My grandfather was a passionate home cook. You might not think that odd today, but in the rural Deep South of the Depression era, the kitchen was a woman’s province; men cooked at home only out of necessity. In my grandparents’ household, however, it was MaMa who did that. She was a good cook and an exceptional baker, but she cooked because she had to.
Granddaddy, on the other hand, loved every aspect of bringing food to the table. A farmer in his early life and a butcher from the time my mother was a little girl, the only thing that gave him more pleasure than growing things in his garden or carefully selecting and hand-cutting a piece of prime meat was bringing those things to perfection in the pot.
MaMa did most of the weekday cooking, but Sundays were Granddaddy’s day in the kitchen. An early riser by nature and poster boy for the Psalm “I was glad when they said we will go into the Lord’s House”, it was no time for him to sleep in. He was up before the sun, making breakfast and getting the big midday dinner started before time for church.
When the main dish was pot roast, it would often be in the oven before the rest of us were up, and we’d wake to its aroma mingling with that of fat patties of his homemade sausage sizzling in a pan.

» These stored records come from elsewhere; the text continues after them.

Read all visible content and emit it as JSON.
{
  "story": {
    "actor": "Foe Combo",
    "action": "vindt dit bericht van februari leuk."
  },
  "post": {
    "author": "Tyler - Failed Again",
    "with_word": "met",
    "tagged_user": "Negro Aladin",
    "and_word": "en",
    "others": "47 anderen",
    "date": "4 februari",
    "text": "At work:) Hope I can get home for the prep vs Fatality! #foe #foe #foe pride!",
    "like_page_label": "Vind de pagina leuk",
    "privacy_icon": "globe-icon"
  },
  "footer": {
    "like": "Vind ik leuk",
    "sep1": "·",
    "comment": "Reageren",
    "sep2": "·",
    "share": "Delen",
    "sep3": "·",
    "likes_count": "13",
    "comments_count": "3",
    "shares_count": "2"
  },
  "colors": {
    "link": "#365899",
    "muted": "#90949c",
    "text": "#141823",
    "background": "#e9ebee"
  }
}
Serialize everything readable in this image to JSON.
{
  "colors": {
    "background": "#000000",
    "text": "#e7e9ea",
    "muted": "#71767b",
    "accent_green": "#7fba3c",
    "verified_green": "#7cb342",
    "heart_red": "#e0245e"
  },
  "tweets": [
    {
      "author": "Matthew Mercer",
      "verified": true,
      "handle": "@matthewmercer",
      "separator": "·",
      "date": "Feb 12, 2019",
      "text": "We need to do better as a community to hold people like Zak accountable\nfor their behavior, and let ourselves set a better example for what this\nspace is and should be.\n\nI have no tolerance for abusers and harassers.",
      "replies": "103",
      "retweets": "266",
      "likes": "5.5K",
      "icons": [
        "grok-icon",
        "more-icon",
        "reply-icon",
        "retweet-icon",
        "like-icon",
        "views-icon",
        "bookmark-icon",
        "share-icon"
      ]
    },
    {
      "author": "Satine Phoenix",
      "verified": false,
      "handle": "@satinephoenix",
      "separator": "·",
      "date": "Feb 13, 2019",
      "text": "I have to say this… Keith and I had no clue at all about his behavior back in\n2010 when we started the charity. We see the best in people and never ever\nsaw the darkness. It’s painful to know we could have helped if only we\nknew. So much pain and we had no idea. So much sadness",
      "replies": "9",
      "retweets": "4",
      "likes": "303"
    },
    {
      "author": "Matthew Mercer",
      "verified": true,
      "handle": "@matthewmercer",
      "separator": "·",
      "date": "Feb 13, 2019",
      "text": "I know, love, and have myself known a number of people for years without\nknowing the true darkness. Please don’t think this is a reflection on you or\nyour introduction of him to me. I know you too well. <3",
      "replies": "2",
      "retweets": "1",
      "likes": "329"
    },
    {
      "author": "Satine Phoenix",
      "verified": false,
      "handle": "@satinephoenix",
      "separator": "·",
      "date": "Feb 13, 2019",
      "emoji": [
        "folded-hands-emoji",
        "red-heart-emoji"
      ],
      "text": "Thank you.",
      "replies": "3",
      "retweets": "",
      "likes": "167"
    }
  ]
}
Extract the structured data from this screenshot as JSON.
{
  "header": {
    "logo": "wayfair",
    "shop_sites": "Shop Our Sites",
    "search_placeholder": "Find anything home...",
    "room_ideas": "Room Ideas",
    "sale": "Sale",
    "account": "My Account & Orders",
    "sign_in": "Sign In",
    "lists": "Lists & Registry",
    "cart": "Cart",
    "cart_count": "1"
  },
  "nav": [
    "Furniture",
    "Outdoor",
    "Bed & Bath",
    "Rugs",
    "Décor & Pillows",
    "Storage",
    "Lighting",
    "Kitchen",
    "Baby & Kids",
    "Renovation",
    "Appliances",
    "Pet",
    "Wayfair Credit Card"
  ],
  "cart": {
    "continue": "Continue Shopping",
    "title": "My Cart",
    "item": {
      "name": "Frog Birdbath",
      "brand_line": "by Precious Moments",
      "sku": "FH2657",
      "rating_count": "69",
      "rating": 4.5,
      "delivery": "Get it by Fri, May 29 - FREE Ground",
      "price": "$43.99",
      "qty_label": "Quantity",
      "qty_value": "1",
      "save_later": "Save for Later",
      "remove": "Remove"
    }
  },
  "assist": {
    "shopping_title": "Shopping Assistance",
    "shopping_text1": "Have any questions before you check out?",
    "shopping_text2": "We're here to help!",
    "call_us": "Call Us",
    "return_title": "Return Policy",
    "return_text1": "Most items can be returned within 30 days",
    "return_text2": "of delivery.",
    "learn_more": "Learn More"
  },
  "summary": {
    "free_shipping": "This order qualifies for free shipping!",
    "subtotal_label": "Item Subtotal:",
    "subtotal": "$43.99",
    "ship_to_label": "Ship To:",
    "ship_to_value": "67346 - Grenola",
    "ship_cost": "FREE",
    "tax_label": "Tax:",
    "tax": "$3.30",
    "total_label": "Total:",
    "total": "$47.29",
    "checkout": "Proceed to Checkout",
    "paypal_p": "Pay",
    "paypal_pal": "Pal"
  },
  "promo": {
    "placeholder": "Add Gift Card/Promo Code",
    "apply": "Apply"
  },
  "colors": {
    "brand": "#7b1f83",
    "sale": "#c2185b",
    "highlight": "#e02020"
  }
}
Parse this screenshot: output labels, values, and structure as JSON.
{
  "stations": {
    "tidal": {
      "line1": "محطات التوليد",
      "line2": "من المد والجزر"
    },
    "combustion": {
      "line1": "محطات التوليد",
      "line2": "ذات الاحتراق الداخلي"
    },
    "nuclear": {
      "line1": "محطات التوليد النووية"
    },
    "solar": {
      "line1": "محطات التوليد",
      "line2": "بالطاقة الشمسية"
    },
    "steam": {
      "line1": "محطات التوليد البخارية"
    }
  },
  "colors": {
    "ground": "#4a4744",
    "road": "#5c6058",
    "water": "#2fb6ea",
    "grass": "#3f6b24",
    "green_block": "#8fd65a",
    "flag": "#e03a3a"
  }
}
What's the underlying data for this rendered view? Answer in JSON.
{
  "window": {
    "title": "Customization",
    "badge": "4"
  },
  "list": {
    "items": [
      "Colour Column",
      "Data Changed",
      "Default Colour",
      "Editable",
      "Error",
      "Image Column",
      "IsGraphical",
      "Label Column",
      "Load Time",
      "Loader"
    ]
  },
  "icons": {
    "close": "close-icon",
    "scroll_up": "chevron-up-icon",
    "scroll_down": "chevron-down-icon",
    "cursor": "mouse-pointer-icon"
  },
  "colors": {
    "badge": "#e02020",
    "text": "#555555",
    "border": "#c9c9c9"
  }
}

He learned to make pot roast from his mother, who, being a farm-wife solidly rooted in the nineteenth century, would never have allowed so much as a bottle of store-bought ketchup within a mile of her kitchen. Granddaddy, on the other hand, readily embraced the bottled sauces on the shelf at his store, and loved to experiment with them.
Granddaddy’s Pot Roast
1 tablespoon bacon drippings (preferred), rendered beef fat, or unsalted butter
3 pounds boneless chuck roast or 5 pounds bone-in roast
Salt and whole black pepper in a peppermill
About 2 cups beef broth or water
2 large yellow onions, trimmed, peeled, and thinly sliced
1 tablespoon Worcestershire sauce
1 tablespoon unbleached, all-purpose flour
Position a rack in the center of the oven and preheat the oven to 300-325° F. and fit a covered roaster or Dutch oven with a roasting rack. In a cast iron skillet, melt the fat over medium heat and when it is quite hot, brown the meat thoroughly on all sides. Remove the beef and season well with salt and pepper. Deglaze the skillet with broth or water and pour it into a covered roaster or Dutch oven. Turn off the heat.
Cover the roasting rack with half the onions. Place the beef over them and sprinkle it with Worcestershire. Cover it with the onions and sprinkle them with a little more salt, pepper and Worcestershire. Cover tightly and bake until the beef is almost falling-apart tender, about 3 hours.
Remove the meat to a platter and let it rest, covered, at least 15 minutes. Skim off the excess fat from the pan juices, reserving 2 tablespoons. Warm the reserved fat in the browning skillet over medium heat. Stir in the flour, and cook, stirring constantly, until smooth and lightly browned. Gradually stir in the pan juices, bring to a simmer, and simmer, stirring frequently, until thickened about 4 minutes. Adjust the seasoning and pour it into a warm sauceboat.
Take the onions off the top of the roast, slice, and arrange it on a platter. Drizzle it with some of the gravy and scatter the onions over it. Serve warm, passing the remaining gravy separately.